Il libro in mano, stampato e in vendita nelle librerie. Le prime impressioni?
Cavina
È un po' come avere un figlio che diventa maggiorenne, e decide di andare via di casa. C'è gioia, ma anche una specie di distaccamento. Il libro se ne va per il mondo con le sue gambe, e tu speri di averlo creato abbastanza robusto perchè ce la faccia. È bello, ma anche triste.
Pacifico
Tenere il libro in mano è stato sensazionale. Ero in redazione quando sono arrivati i pacchi. Sono corso di sotto ad aprire e ho portato i pacchi su per le scale. Insomma, gli ho dato molti baci. Rick Moody ci ha dormito, col suo primo libro. Io l'ho lasciato sul comodino perché non volevo sgualcirlo. Sono un feticista dei libri, di solito li tengo nelle buste di plastica, quando per esempio li metto in borsa. Il libro in libreria mi ha fatto assai meno impressione, e per lo più negativa: ho cominciato a sentirmi molto vulnerabile. Al momento ho dei notevoli sbalzi d'umore. Sono spesso esagitato, mi addormento faticosamente e verso le sei del pomeriggio mi intristisco. Le uniche distrazioni che riescono a riposarmi sono le partite di pallone del mercoledì al campetto del comune, le preghiere della sera, le battute ossessive della mia ragazza e Maupassant.
Tafuri
Il vero lavoro è prima. Scrivere. Vivere per riuscire a farlo. Vedere poi il libro fatto e finito è un'emozione unica. Non ho figli. Ma credo sia qualcosa di paragonabile al diventare padre.

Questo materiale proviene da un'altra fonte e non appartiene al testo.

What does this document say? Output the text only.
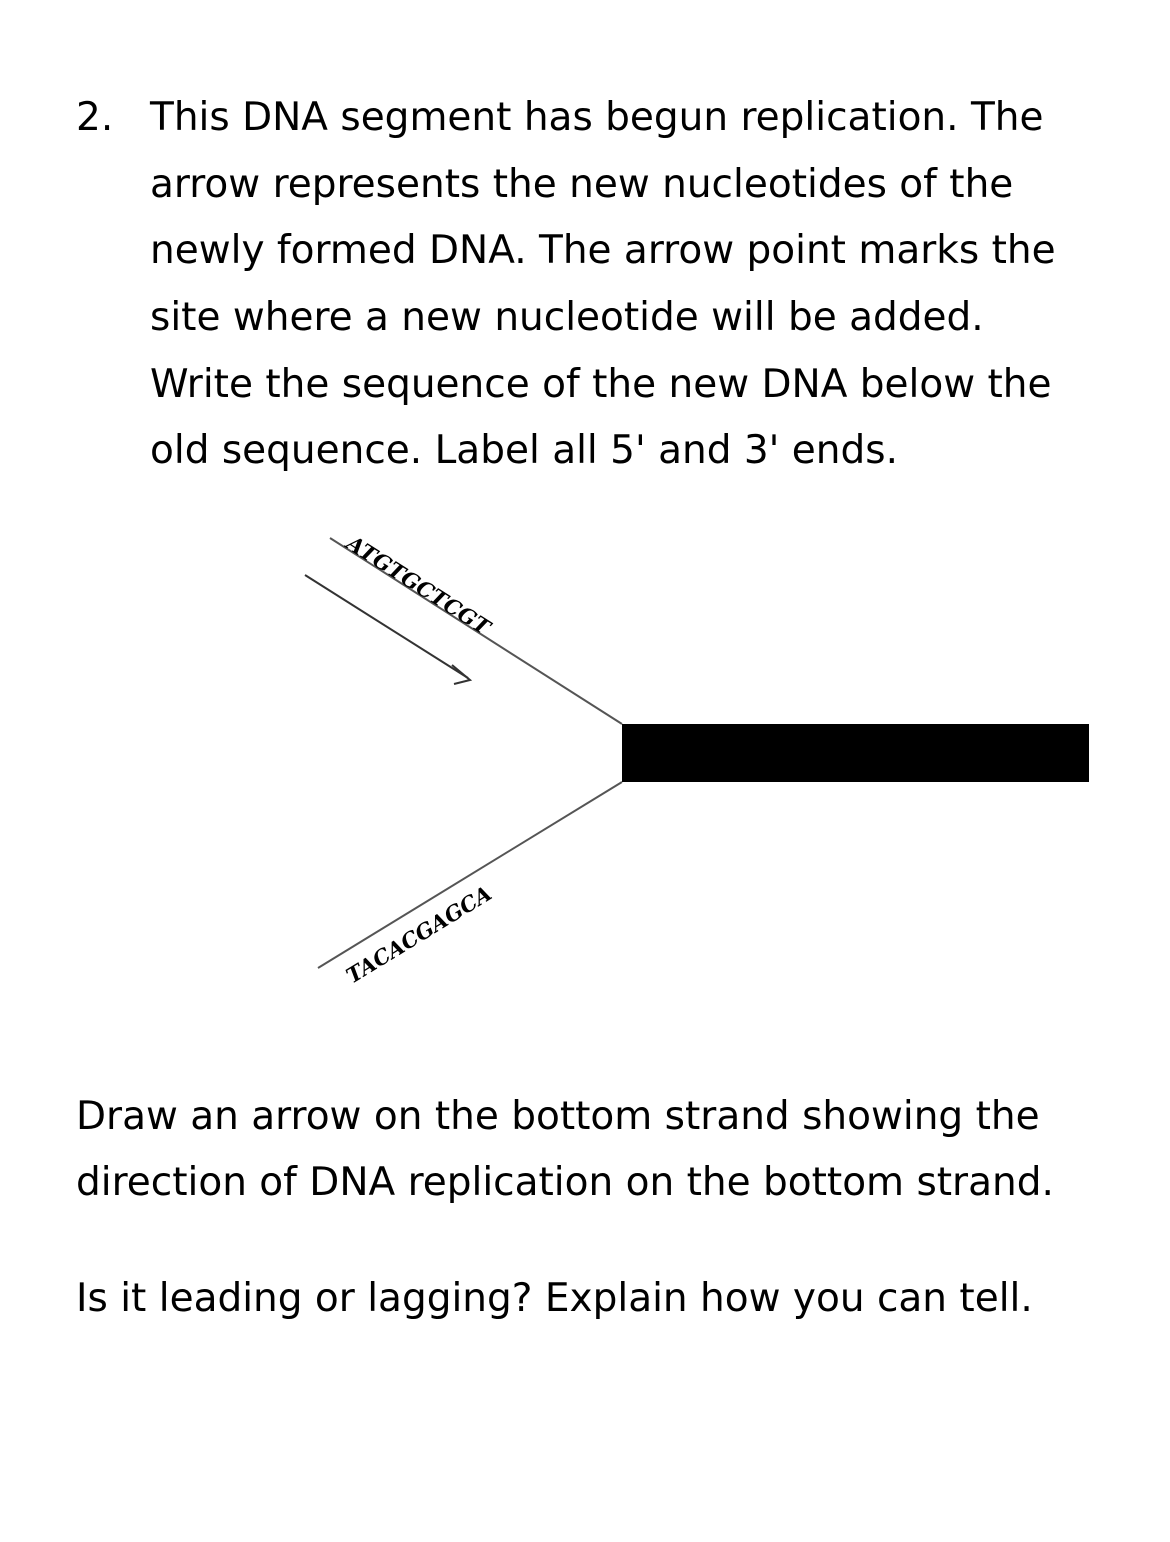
2. This DNA segment has begun replication. The
arrow represents the new nucleotides of the
newly formed DNA. The arrow point marks the
site where a new nucleotide will be added.
Write the sequence of the new DNA below the
old sequence. Label all 5' and 3' ends.
ATGTGCTCGT
TACACGAGCA
Draw an arrow on the bottom strand showing the
direction of DNA replication on the bottom strand.
Is it leading or lagging? Explain how you can tell.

Hai fatto qualche presentazione pubblica? Qual è stato il primo impatto con i lettori?
Cavina
È 5 mesi che vivo in treno. Ho fatto una sessantina di presentazioni, un paio alla settimana, da quando è uscito. A volte anche due al giorno.

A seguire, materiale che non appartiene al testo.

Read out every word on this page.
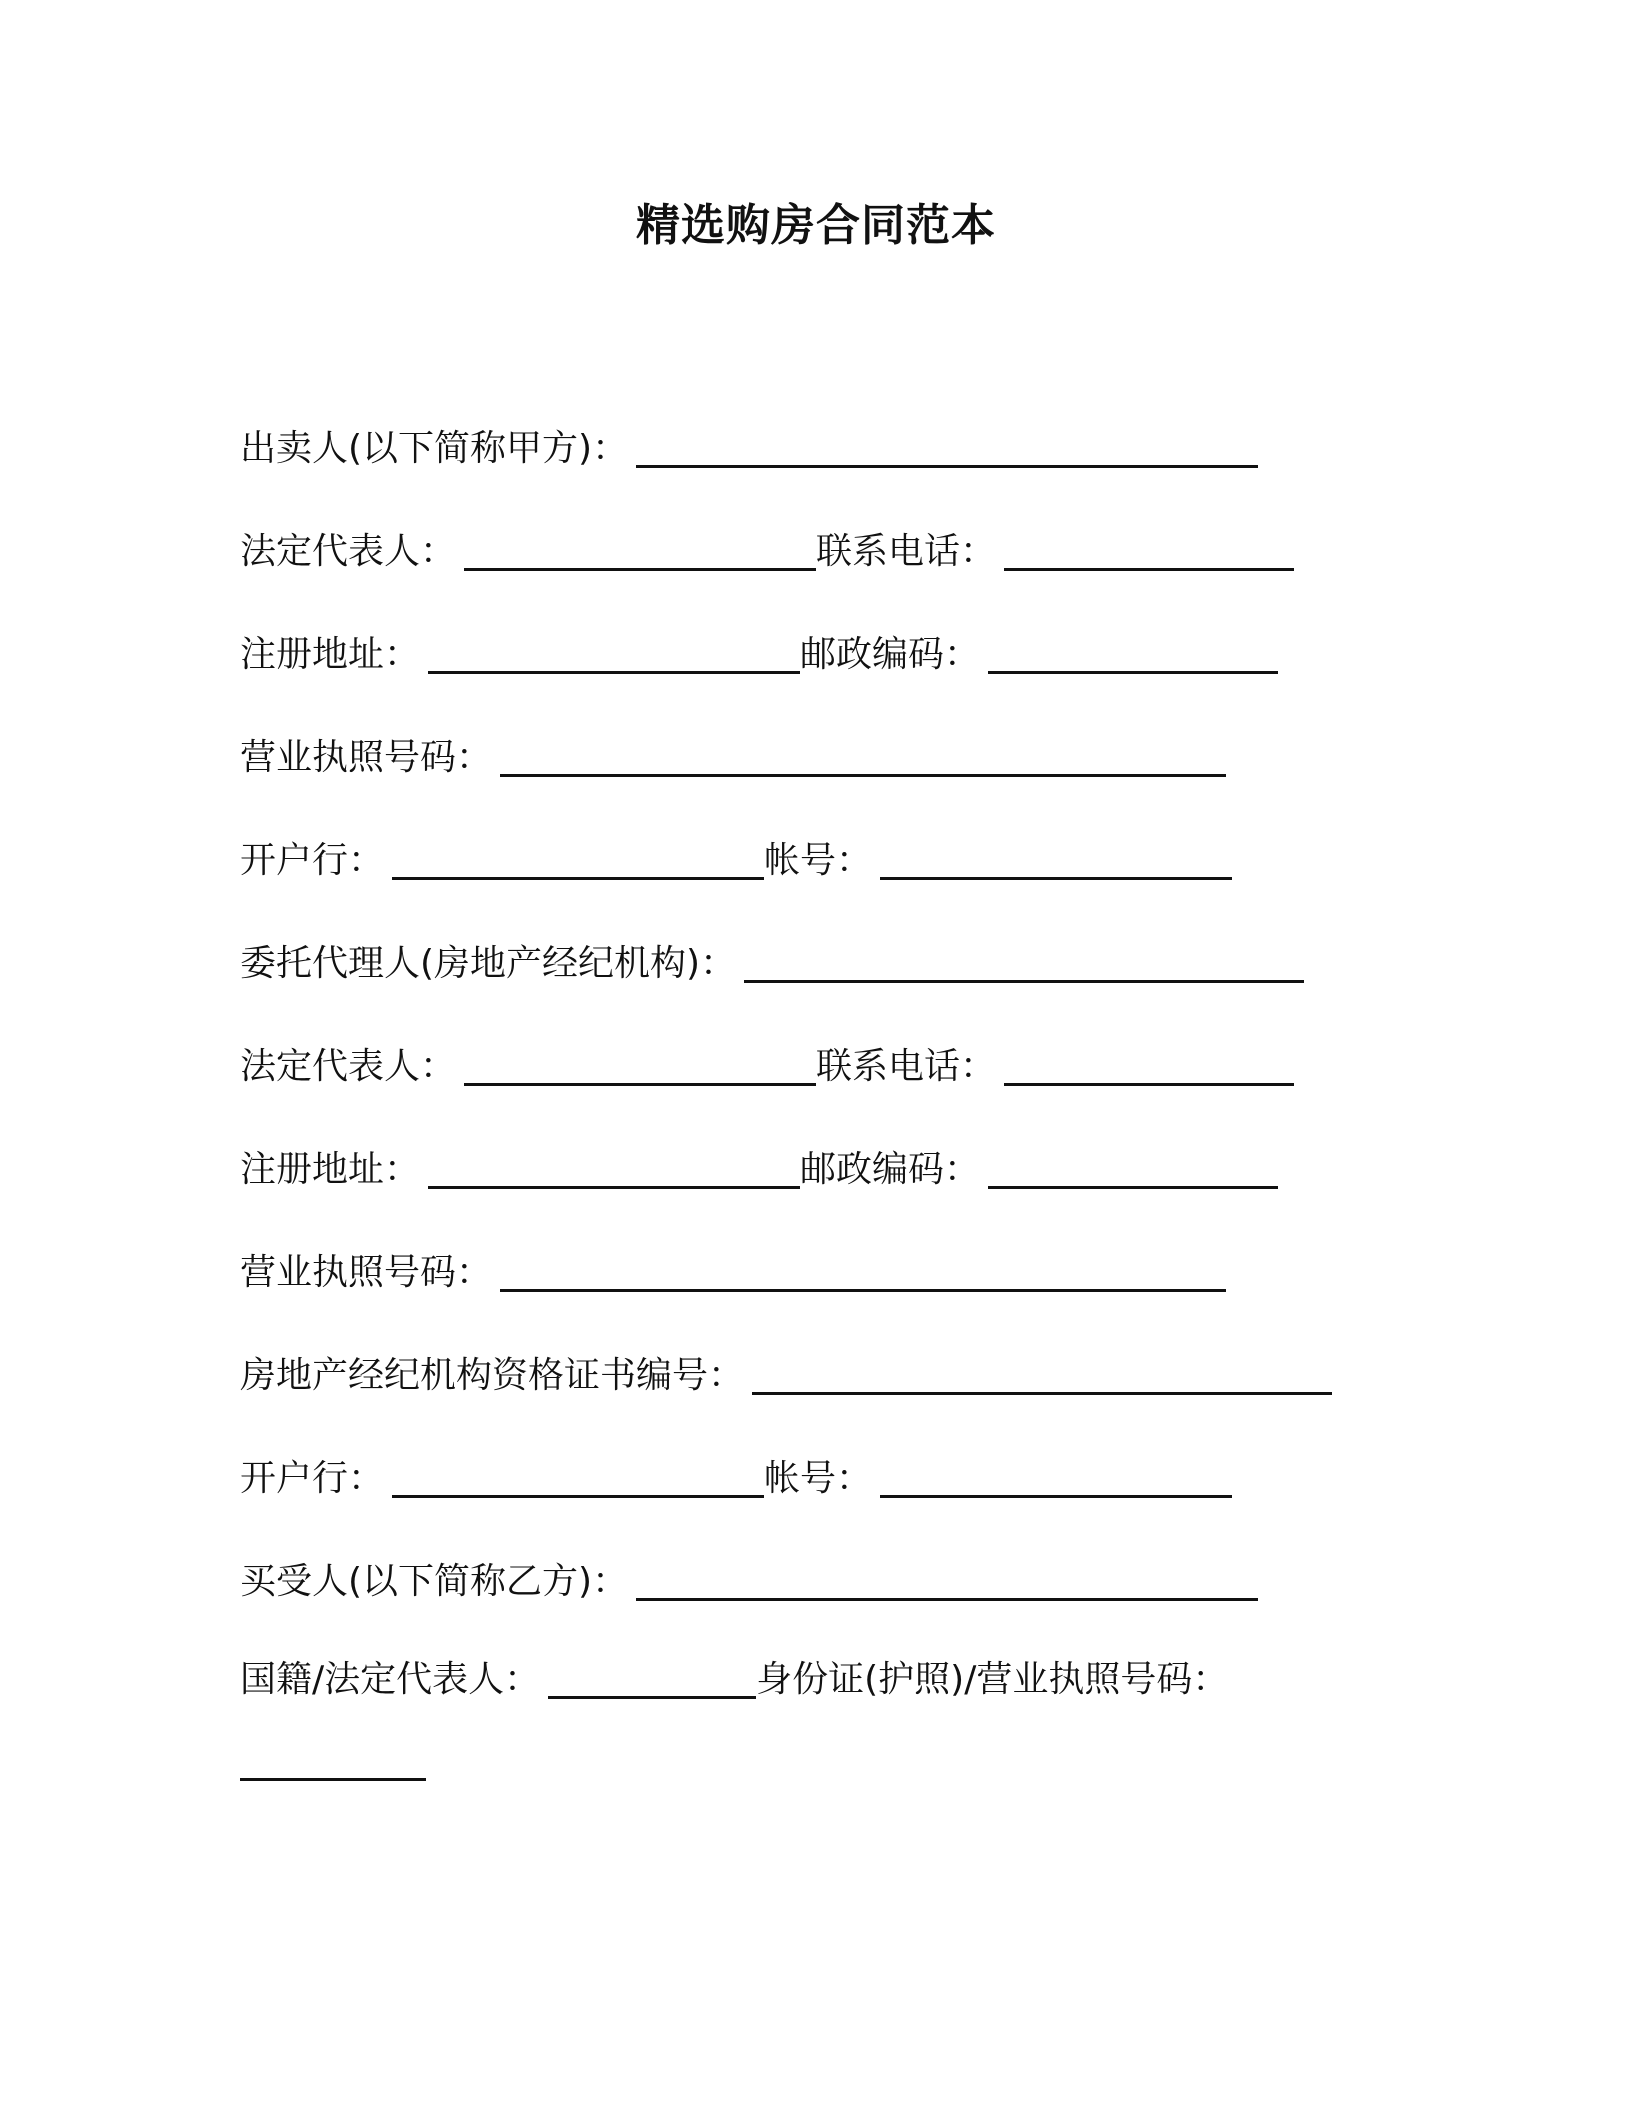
精选购房合同范本
出卖人(以下简称甲方)：
法定代表人：	联系电话：
注册地址：	邮政编码：
营业执照号码：
开户行：	帐号：
委托代理人(房地产经纪机构)：
法定代表人：	联系电话：
注册地址：	邮政编码：
营业执照号码：
房地产经纪机构资格证书编号：
开户行：	帐号：
买受人(以下简称乙方)：
国籍/法定代表人：	身份证(护照)/营业执照号码：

Ultimamente vado spesso nelle scuole, licei e medie; molte hanno preso il libro come testo di narrativa. Mi piace parlare con le persone. Scopro un sacco di cose interessanti su di loro, e un mucchio di cose interessanti su di me. E poi fa piacere sapere che il tuo lavoro, la tua passione, gli ha dato la possibilità di passare qualche ora fuori dal mondo.
Pacifico
Sono stato a Siena a presentare il libro in un'associazione universitaria. Un semiologo si è dilungato con mio enorme piacere sulle qualità del mio romanzo. Da piangere di gioia. Insomma, è una cosa inattesa: un giorno stai rompendo le scatole alla tua ragazza perché si legga l'ultimo capitolo che hai scritto, il giorno dopo parli con un semiologo di fronte a della gente che non conosci. Un sentimento esotico. Sono stato in un ristorante buonissimo e un mio amico che è venuto con me in trasferta mi ha offerto addirittura il pranzo.
Tafuri
Le presentazioni sono in fase di definizione. I lettori si sono trovati tra le mani un libro che spiazza. La cosa che ho sentito ripetere più spesso è che non riuscivano a smettere di leggere. Che la storia li ha tenuti sulla pagina fino alla fine.

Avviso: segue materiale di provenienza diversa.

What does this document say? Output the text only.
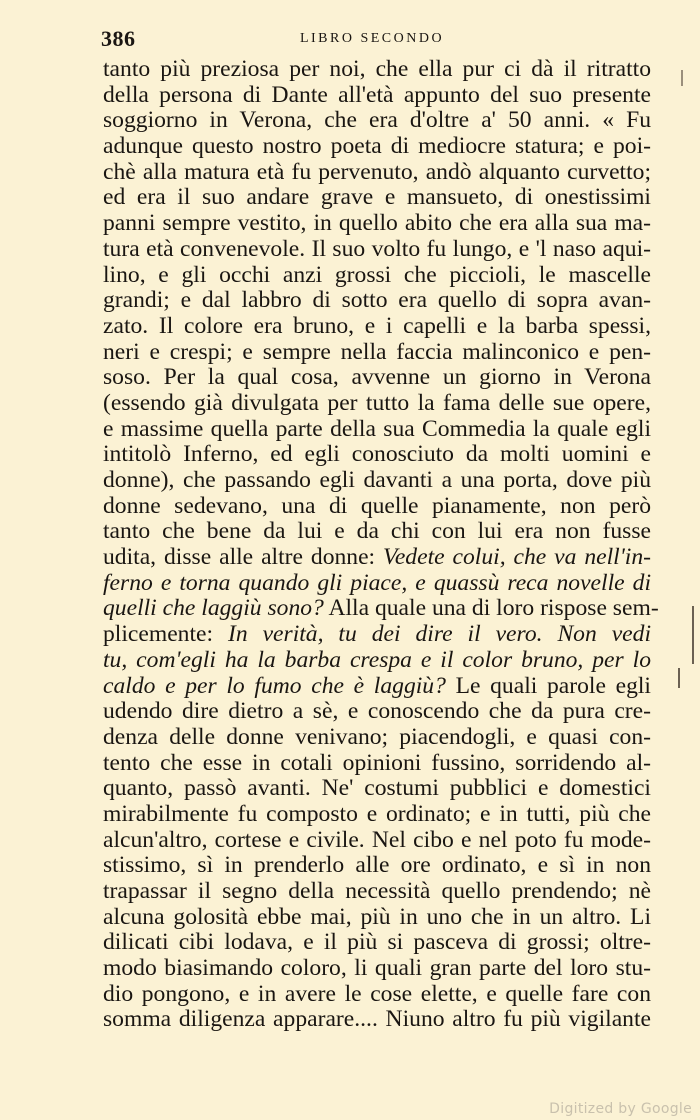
386	LIBRO SECONDO
tanto più preziosa per noi, che ella pur ci dà il ritratto
della persona di Dante all'età appunto del suo presente
soggiorno in Verona, che era d'oltre a' 50 anni. « Fu
adunque questo nostro poeta di mediocre statura; e poi-
chè alla matura età fu pervenuto, andò alquanto curvetto;
ed era il suo andare grave e mansueto, di onestissimi
panni sempre vestito, in quello abito che era alla sua ma-
tura età convenevole. Il suo volto fu lungo, e 'l naso aqui-
lino, e gli occhi anzi grossi che piccioli, le mascelle
grandi; e dal labbro di sotto era quello di sopra avan-
zato. Il colore era bruno, e i capelli e la barba spessi,
neri e crespi; e sempre nella faccia malinconico e pen-
soso. Per la qual cosa, avvenne un giorno in Verona
(essendo già divulgata per tutto la fama delle sue opere,
e massime quella parte della sua Commedia la quale egli
intitolò Inferno, ed egli conosciuto da molti uomini e
donne), che passando egli davanti a una porta, dove più
donne sedevano, una di quelle pianamente, non però
tanto che bene da lui e da chi con lui era non fusse
udita, disse alle altre donne: Vedete colui, che va nell'in-
ferno e torna quando gli piace, e quassù reca novelle di
quelli che laggiù sono? Alla quale una di loro rispose sem-
plicemente: In verità, tu dei dire il vero. Non vedi
tu, com'egli ha la barba crespa e il color bruno, per lo
caldo e per lo fumo che è laggiù? Le quali parole egli
udendo dire dietro a sè, e conoscendo che da pura cre-
denza delle donne venivano; piacendogli, e quasi con-
tento che esse in cotali opinioni fussino, sorridendo al-
quanto, passò avanti. Ne' costumi pubblici e domestici
mirabilmente fu composto e ordinato; e in tutti, più che
alcun'altro, cortese e civile. Nel cibo e nel poto fu mode-
stissimo, sì in prenderlo alle ore ordinato, e sì in non
trapassar il segno della necessità quello prendendo; nè
alcuna golosità ebbe mai, più in uno che in un altro. Li
dilicati cibi lodava, e il più si pasceva di grossi; oltre-
modo biasimando coloro, li quali gran parte del loro stu-
dio pongono, e in avere le cose elette, e quelle fare con
somma diligenza apparare.... Niuno altro fu più vigilante
Digitized by Google
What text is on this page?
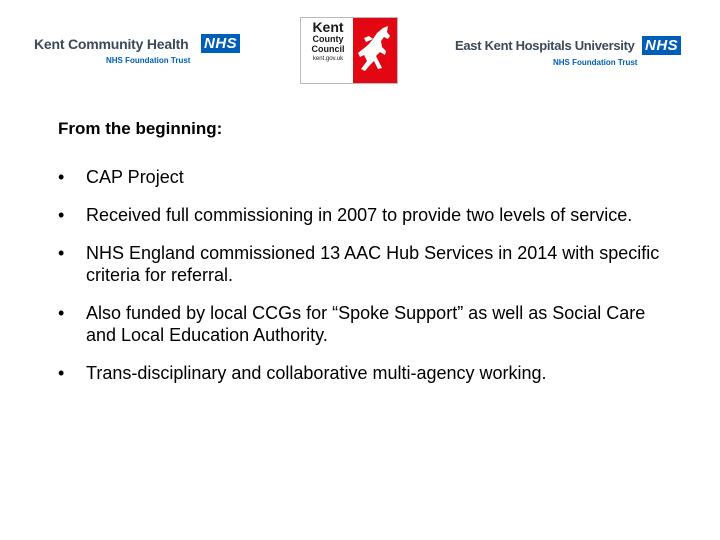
Kent Community Health NHS
NHS Foundation Trust
Kent
County
Council
kent.gov.uk
East Kent Hospitals University NHS
NHS Foundation Trust
From the beginning:
• CAP Project
• Received full commissioning in 2007 to provide two levels of service.
• NHS England commissioned 13 AAC Hub Services in 2014 with specific criteria for referral.
• Also funded by local CCGs for “Spoke Support” as well as Social Care and Local Education Authority.
• Trans-disciplinary and collaborative multi-agency working.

Hai pensato di rivolgersi a un agente letterario o pensi di farlo in futuro?
Cavina
No. Ho avuto la fortuna di conoscere due persone splendide, Marco e Claudia di Marcos y Marcos, di cui mi fido ad occhi chiusi. E altre persone che in questi anni mi hanno aiutato e continuano a darmi una mano, come Antonella a Torino. Gli voglio bene, e fanno molto per me. Mi basta e avanza.
Pacifico
Non ho proprio idea. Un agente letterario implica dei guadagni. I miei guadagni con i libri me li immagino simili alla scena dei Blues Brothers in cui vanno a suonare nel locale country & western e alla fine invece di essere pagati sono loro a essere sotto di vari dollari per la birra.
Tafuri
Ho incontrato la mia attuale agente prima di pubblicare questo libro.